Cannes’ Money Problems: Plunging Euro Leaves a Cloud Over Market

Cannes Market Buyers Currency Crisis
Kagan Mcleod for Variety

While there are sure to be some sales of buzzy film titles lighting up Cannes, there’s an ominous cloud hanging over this year’s market: the currency crisis in Europe and Russia. As a result, the financial underpinnings of several key film territories are at risk.

“The market in general is not healthy,” says Avi Lerner, chairman of Millennium Films and producer of “The Expendables” franchise. “We’re losing money territory by territory. Japan is not good. Russia is at zero because of the ruble. Europe is bad. Spain and Italy, over the last few years, have gone down. The only major territory we’ve seen growing stronger and stronger is China.”

But the Asian nation has its drawbacks, too — namely, a rigidly enforced quota system that makes it difficult for foreign films to get released, and a vast amount of piracy. But the Continent remains at the heart of the predicament: The Euro has steadily fallen in value against the dollar, and the ruble went into free-fall last year and is still climbing back from collapse.

“The last 12 months have been very challenging on the currency side,” concurs Richard Rionda Del Castro, chairman of Hannibal Pictures. “European buyers need more Euros now than ever to close a deal.”

Even with the market playing out on this unsteady global stage, there are plenty of alluring titles up for grabs. Agents and dealmakers are hopeful that the film packages they’re peddling along the Croisette will generate constant commerce.

After all, not all regions are in turmoil. The U.S. scene has grown brighter, although theatrical box office often disappoints after frenzied festival acquisitions wars. This year’s Sundance was white hot with seven-figure deals for indies like “Dope,” “Brooklyn” and “Me and Earl and the Dying Girl.” SXSW followed with more good news for the makers of “Hello, My Name Is Doris,” “6 Years” and Alex Gibney’s doc “Steve Jobs: The Man in the Machine.”

“There’s been positive activity since the first of the year, and we’re going to continue to see it,” predicts Rena Ronson, head of the independent film group at UTA.

One of the factors driving up prices is the growing presence of new digital players like Netflix and Amazon, along with deep-pocketed new distributors such as the Orchard. Netflix, in particular, is showing it wants to make a push into the movie business, freely spending for worldwide rights to Cary Fukunaga’s “Beasts of No Nation” ($12 million) and Jamie Dornan-starrer “Jadotville” ($17 million).

On May 15, Netflix’s chief content officer Ted Sarandos will deliver an address focusing on new distribution strategies — yet another sign that the streaming service wants to be taken seriously as a power player in the film world, just as it upended the television industry with series such as “House of Cards” and “Orange Is the New Black.”
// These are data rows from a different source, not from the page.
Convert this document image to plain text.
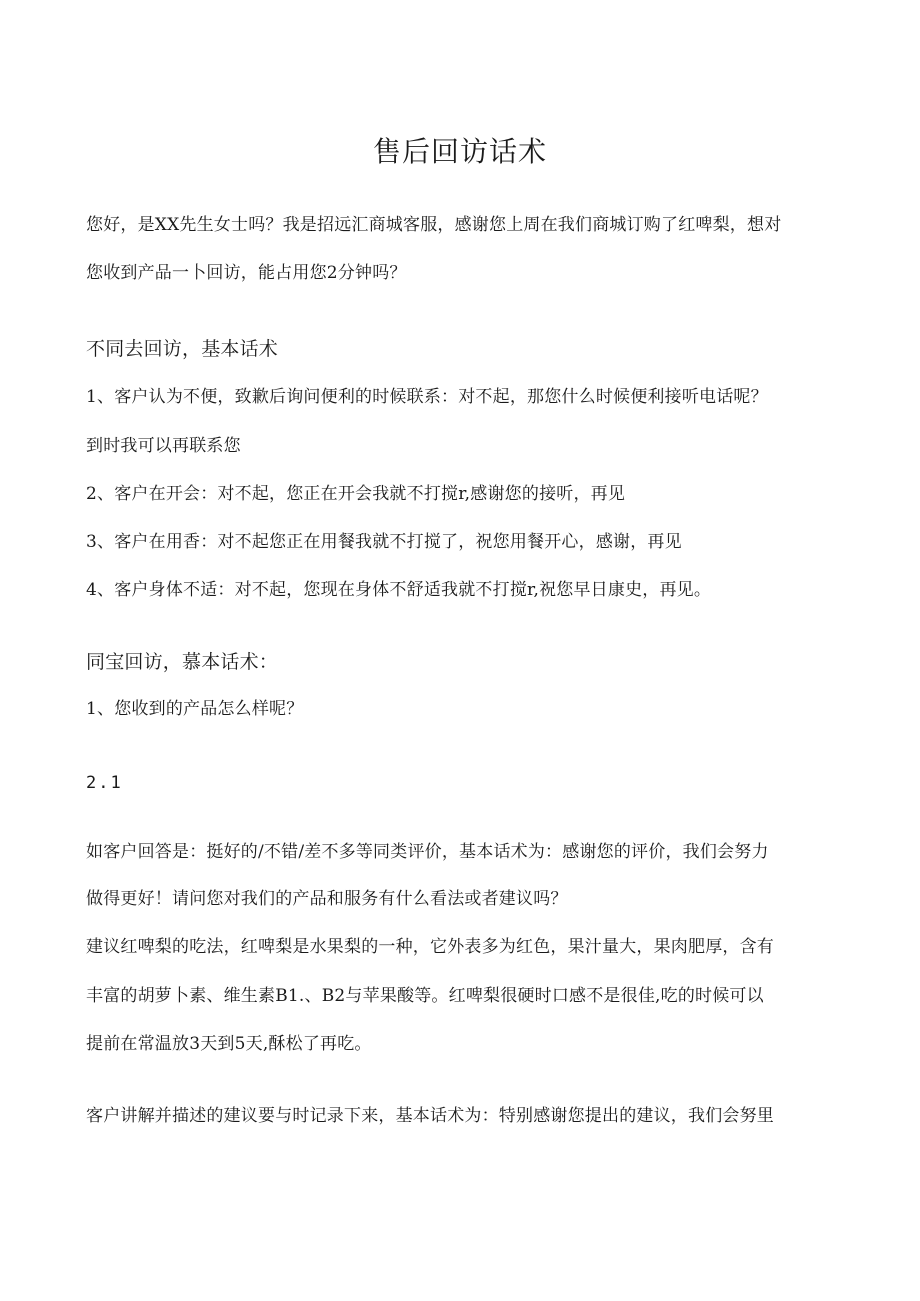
售后回访话术
您好，是XX先生女士吗？我是招远汇商城客服，感谢您上周在我们商城订购了红啤梨，想对
您收到产品一卜回访，能占用您2分钟吗？
不同去回访，基本话术
1、客户认为不便，致歉后询问便利的时候联系：对不起，那您什么时候便利接听电话呢？
到时我可以再联系您
2、客户在开会：对不起，您正在开会我就不打搅r,感谢您的接听，再见
3、客户在用香：对不起您正在用餐我就不打搅了，祝您用餐开心，感谢，再见
4、客户身体不适：对不起，您现在身体不舒适我就不打搅r,祝您早日康史，再见。
同宝回访，慕本话术：
1、您收到的产品怎么样呢？
2.1
如客户回答是：挺好的/不错/差不多等同类评价，基本话术为：感谢您的评价，我们会努力
做得更好！请问您对我们的产品和服务有什么看法或者建议吗？
建议红啤梨的吃法，红啤梨是水果梨的一种，它外表多为红色，果汁量大，果肉肥厚，含有
丰富的胡萝卜素、维生素B1.、B2与苹果酸等。红啤梨很硬时口感不是很佳,吃的时候可以
提前在常温放3天到5天,酥松了再吃。
客户讲解并描述的建议要与时记录下来，基本话术为：特别感谢您提出的建议，我们会努里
“Netflix has become more and more aggressive,” says Christian de Gallegos, president of Intl. Film Trust. “They are not as active as some foreign distributors, but that could change.”

Increasingly, more major movie stars have been showing up on the Croisette to hawk their films to buyers from international territories — even before cameras have started rolling on those projects. Last year, Matthew McConaughey appeared with Gus Van Sant to peddle “Sea of Trees” (and accidentally spoiled the script’s twisty ending), and the two are returning for its premiere at this year’s festival.

But in an era where eye-popping visual special effects and franchise brands are the true film royalty, there are fewer and fewer names that can guarantee a packed room. “There are only 30 stars in the world who can greenlight a movie,” says Del Castro.

With star power waning, creativity is king, particularly now that consumers are inundated with smallscreen and digitally delivered entertainment. “Film audiences are more selective than ever, so you have to have a really exciting and unique film for them to show up,” notes Mimi Steinbauer, president and CEO of Radiant Films International.

Against new financial realities, some of the key players are showing signs of belt tightening. There aren’t expected to be as many blowout bashes, like last year’s Lionsgate extravaganza for “The Hunger Games,” where guests were transported by bus to a $340 million sprawling mansion just off the Mediterranean. Even habitual bash-giver Vanity Fair won’t be hosting a party.

Still, the allure of Cannes can’t be beat for many filmmakers. Director Trey Edward Shults, whose feature “Krisha” won the grand jury prize at SXSW, recalls bursting into tears when he received the call that his picture would be competing in Critics’ Week at Cannes. “It’s humbling,” Shults says. “It’s the dream festival. It will help get my movie out there all over the world.”